The Gestapo and SD were used for purposes which were criminal under the Charter involving the persecution and extermination of the Jews, brutalities, and killings in concentration camps, excesses in the administration of occupied territories, the administration of the slave labor program, and the mistreatment and murder of prisoners of war. The defendant Kaltenbrunner, who was a member of this organisation, was among those who used it for these purposes. In dealing with the Gestapo the Tribunal includes all executive and administrative officials of Amt IV of the RSHA or concerned with Gestapo administration in other departments of the RSHA and all local Gestapo officials serving both inside and outside of Germany, including the members of the Frontier Police, but not including the members of the Border and Customs Protection or the Secret Field Police, except such members as have been specified above. At the suggestion of the Prosecution the Tribunal does not include persons employed by the Gestapo for purely clerical, stenographic, janitorial, or similar unofficial routine tasks. In dealing with the SD the Tribunal includes Amts III, VI, and VII of the RSHA and all other members of the SD, including all local representatives and agents, honorary or otherwise, whether they were technically members of the SS or not.

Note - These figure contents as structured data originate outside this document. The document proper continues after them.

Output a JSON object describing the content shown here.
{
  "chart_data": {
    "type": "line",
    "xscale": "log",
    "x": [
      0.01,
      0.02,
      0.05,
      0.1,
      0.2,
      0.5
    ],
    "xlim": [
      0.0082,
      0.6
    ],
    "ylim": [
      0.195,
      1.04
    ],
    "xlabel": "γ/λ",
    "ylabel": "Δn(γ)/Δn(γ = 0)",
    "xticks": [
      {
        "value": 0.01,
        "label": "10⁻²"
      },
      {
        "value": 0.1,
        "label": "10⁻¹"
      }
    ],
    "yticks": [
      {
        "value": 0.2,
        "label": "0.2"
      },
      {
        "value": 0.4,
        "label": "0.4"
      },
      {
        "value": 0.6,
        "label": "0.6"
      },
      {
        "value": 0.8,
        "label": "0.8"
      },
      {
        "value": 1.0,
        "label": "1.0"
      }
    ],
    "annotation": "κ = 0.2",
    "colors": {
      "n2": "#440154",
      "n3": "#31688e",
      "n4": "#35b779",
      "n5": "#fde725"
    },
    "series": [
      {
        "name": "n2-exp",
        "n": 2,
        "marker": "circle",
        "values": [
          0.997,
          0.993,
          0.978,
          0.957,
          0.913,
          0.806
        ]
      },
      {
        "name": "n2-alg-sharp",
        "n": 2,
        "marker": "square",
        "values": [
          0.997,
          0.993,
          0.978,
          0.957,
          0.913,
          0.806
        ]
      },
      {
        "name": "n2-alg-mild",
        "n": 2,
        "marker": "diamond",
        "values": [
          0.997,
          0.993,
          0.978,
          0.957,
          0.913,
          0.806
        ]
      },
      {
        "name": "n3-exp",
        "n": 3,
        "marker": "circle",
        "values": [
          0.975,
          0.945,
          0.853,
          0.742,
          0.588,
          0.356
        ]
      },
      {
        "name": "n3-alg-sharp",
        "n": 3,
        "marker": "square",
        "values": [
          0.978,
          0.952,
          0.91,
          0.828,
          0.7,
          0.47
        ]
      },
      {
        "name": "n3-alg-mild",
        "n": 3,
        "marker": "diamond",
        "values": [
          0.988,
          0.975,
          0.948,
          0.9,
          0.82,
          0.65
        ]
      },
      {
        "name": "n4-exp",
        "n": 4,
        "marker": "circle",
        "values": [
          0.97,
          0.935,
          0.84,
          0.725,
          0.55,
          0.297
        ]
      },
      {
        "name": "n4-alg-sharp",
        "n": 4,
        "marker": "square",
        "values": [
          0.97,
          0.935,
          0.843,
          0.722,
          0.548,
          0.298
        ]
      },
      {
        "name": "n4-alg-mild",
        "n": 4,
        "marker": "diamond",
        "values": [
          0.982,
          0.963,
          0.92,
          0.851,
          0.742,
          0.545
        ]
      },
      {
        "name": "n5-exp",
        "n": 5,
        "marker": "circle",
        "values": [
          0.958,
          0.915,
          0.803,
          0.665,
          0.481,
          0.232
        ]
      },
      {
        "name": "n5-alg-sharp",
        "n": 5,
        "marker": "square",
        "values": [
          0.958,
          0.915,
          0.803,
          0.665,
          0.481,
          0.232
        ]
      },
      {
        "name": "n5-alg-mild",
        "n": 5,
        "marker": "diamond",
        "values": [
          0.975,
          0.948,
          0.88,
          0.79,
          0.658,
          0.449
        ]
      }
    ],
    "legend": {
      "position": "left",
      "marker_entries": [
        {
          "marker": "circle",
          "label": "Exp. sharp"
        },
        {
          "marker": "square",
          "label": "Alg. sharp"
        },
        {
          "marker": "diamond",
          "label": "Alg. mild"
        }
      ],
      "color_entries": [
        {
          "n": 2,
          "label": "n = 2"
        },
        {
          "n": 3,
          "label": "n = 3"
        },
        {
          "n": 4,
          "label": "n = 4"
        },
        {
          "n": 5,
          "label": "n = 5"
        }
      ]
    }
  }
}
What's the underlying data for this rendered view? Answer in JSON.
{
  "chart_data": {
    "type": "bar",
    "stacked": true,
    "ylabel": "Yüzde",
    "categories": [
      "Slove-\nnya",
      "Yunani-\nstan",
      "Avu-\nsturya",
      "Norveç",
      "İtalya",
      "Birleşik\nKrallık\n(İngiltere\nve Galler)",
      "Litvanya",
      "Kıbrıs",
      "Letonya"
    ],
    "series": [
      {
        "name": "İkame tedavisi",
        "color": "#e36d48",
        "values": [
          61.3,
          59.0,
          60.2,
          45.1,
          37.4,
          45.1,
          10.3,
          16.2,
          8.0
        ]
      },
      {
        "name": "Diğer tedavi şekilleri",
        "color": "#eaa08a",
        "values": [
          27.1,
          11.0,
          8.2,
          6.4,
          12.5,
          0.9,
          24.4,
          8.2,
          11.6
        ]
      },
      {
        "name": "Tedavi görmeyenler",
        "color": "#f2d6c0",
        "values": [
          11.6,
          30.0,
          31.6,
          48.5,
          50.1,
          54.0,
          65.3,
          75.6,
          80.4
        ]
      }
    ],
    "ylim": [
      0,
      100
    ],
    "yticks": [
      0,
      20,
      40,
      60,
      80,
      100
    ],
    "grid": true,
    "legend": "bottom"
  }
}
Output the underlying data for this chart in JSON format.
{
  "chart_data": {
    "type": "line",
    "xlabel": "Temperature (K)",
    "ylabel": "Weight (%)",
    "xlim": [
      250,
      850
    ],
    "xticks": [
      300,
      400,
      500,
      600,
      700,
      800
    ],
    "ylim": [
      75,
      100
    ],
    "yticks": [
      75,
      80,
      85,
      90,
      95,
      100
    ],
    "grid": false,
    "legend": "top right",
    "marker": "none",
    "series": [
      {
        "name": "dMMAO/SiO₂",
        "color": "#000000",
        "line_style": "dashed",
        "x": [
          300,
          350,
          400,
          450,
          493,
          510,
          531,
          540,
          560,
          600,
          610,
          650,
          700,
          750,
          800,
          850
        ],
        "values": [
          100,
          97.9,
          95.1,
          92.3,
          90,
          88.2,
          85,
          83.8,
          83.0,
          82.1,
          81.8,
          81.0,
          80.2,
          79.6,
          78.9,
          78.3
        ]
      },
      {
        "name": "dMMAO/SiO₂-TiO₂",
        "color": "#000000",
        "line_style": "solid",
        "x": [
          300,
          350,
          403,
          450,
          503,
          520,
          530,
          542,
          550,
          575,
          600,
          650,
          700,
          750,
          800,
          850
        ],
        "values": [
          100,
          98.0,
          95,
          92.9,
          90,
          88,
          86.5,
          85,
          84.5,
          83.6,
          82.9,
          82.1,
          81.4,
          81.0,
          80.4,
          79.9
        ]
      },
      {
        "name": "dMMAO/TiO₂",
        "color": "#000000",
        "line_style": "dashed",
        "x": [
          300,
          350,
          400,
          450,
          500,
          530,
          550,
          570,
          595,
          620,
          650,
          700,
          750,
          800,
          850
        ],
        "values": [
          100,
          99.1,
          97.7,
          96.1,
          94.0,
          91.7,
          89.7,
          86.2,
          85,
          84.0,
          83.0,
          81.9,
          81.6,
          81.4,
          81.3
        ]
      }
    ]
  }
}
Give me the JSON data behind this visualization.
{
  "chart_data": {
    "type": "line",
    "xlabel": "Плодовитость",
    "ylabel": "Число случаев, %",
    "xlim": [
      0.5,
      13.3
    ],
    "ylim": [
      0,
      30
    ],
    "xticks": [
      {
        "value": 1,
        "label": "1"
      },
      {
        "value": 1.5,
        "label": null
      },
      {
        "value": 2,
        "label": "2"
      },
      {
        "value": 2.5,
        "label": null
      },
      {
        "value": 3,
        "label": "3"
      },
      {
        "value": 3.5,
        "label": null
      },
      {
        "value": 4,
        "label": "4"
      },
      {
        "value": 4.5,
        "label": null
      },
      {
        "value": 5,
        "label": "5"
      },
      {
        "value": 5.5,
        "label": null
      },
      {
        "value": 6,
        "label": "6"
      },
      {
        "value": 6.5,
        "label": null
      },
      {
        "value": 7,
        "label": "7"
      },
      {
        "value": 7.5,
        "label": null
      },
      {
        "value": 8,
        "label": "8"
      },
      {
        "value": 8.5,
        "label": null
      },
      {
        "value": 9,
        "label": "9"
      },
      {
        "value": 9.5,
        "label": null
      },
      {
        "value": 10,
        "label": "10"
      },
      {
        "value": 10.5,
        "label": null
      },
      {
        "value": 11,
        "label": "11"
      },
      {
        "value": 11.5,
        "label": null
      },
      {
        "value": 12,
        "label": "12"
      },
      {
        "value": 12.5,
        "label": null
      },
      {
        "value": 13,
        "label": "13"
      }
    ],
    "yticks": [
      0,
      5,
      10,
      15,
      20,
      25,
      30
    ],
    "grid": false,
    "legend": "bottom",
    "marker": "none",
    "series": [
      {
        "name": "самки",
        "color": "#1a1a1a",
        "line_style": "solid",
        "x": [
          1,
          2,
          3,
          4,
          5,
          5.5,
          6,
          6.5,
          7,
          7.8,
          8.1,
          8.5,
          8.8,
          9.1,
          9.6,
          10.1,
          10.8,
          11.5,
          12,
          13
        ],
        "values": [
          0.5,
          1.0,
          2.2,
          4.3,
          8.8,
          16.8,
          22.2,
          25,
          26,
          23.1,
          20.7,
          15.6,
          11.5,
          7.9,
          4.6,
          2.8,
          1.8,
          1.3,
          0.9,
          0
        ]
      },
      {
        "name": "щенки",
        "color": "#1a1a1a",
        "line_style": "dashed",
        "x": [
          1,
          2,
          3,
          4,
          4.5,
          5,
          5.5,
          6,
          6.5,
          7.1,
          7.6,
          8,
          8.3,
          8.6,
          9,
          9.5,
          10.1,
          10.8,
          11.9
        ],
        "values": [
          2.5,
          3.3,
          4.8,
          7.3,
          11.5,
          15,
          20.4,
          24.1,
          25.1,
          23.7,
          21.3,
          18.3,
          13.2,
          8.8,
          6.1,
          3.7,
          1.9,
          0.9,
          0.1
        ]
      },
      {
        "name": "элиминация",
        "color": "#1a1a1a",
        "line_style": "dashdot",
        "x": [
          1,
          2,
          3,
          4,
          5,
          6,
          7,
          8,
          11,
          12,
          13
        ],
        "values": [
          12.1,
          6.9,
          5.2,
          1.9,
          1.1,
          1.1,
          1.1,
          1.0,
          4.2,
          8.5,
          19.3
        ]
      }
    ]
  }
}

The Tribunal declares to be criminal within the meaning of the Charter the group composed of those members of the Gestapo and SD holding the positions enumerated in the preceding paragraph who became or remained members of the organisation with knowledge that it was being used for the commission of acts declared criminal by Article 6 of the Charter, or who were personally implicated as members of the organisation in the commission of such crimes. The basis for this finding is the participation of the organisation in war crimes and crimes against humanity connected with the war; this group declared criminal cannot include, therefore, persons who had ceased to hold the positions enumerated in the preceding paragraph prior to 1st December, 1939.